Supreme Court issues voting rights rulings

The Supreme Court is leaving the issue of drawing congressional districts to the states, ruling in a 5 to 4 decision that federal courts do not have a role to play in partisan gerrymandering. The ruling marked a major blow to efforts to limit the drawing of electoral districts for partisan gain.

"We conclude that partisan gerrymandering claims present political questions beyond the reach of the federal courts," Chief Justice John Roberts wrote in the majority opinion. He noted that the court had never struck down a partisan gerrymander as unconstitutional and has "struggled without success over the past several decades to discern judicially manageable standards for deciding such claims."

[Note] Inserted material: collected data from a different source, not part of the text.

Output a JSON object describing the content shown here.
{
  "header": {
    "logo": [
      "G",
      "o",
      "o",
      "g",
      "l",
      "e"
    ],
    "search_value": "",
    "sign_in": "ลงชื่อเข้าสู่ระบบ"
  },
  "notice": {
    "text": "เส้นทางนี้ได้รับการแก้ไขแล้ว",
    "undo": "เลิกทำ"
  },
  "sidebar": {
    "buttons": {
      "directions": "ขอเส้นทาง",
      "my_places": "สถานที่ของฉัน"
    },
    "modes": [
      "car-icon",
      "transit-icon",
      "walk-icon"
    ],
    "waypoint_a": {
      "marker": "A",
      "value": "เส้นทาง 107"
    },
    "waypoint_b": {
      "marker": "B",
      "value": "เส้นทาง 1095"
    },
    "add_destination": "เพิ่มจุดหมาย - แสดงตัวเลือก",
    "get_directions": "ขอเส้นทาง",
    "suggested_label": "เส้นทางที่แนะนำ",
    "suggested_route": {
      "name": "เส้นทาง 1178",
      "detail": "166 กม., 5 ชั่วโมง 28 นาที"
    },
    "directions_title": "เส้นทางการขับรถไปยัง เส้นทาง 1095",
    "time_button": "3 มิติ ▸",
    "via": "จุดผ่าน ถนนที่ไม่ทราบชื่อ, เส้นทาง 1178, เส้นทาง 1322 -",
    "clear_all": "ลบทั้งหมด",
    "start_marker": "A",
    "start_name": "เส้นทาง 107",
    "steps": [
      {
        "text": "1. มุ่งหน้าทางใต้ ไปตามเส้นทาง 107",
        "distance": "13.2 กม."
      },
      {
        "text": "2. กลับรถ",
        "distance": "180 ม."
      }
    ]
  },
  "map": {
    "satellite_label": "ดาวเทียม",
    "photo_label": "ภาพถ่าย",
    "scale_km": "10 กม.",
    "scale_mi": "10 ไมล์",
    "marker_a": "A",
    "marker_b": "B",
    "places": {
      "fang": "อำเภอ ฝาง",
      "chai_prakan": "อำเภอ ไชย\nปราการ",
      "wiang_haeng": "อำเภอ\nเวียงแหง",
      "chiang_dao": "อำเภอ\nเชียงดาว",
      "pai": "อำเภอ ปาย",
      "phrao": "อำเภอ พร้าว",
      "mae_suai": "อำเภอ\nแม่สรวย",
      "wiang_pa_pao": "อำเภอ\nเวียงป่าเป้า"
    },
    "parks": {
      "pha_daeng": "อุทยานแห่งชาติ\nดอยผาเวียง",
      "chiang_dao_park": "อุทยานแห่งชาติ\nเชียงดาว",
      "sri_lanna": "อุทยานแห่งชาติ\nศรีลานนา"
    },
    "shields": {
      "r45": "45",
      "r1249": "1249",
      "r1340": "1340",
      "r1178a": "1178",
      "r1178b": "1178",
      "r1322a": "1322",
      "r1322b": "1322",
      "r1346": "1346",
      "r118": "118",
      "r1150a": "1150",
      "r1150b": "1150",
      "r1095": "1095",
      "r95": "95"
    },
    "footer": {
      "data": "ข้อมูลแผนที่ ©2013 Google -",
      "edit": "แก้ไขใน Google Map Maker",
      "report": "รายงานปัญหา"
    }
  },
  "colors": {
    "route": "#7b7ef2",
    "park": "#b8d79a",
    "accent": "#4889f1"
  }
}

The Supreme Court considered a North Carolina case in which districts were drawn by the state's Republican-controlled legislature. Democrats said the move was rooted in partisan gerrymandering, the process by which the state's congressional maps are drawn to benefit one party over the other. In 2016, Republicans drew congressional districts that packed Democratic voters into the three districts that translated into landslide victories. In the 2018 midterm elections, the map produced smaller winning margins for Republican candidates, but in more districts.

The case also had implications for the state of Maryland, which saw its own challenges with partisan map drawing, in this case by Democrats. Republicans in 2011 disputed a single congressional district in western Maryland, held by a Republican incumbent for 20 years, drawn to benefit the state's Democratic party.

The hope for those challenging gerrymandering was that congressional district maps had been drawn in such a partisan manner that they violated the Constitution. 

But determining what is politically fair -- or excessive -- in drawing congressional districts "poses basic questions that are political, not legal," Roberts wrote. "There are no legal standards discernible in the Constitution for making such judgments, let alone limited and precise standards that are clear, manageable, and politically neutral."

Roberts said that the court's ruling doesn't condone excessive partisan gerrymandering, and its conclusion wasn't to be interpeted as "condemn[ing] complaints about districting to echo into a void." The state courts, he pointed out, have already been addressing cases claiming dubious redistricting plans.

The Supreme Court vacated both the Maryland and North Carolina decisions and remanded the cases back to the states. The decision effectively reverses the outcome of rulings in Maryland, Michigan, North Carolina and Ohio, where courts had ordered new maps drawn, and ends proceedings in Wisconsin, where a retrial was supposed to take place this summer after the Supreme Court last year threw out a decision on procedural grounds.

The liberal justices on the court dissented. Justice Elena Kagan admonished the majority, writing in her dissent, "For the first time ever, this Court refuses to remedy a constitutional violation because it thinks the task beyond judicial capabilities."

She added, "Of all times to abandon the Court's duty to declare the law, this was not the one. The practices challenged in these cases imperil our system of government. Part of the Court's role in that system is to defend its foundations. None is more important than free and fair elections.  With respect but deep sadness, I dissent."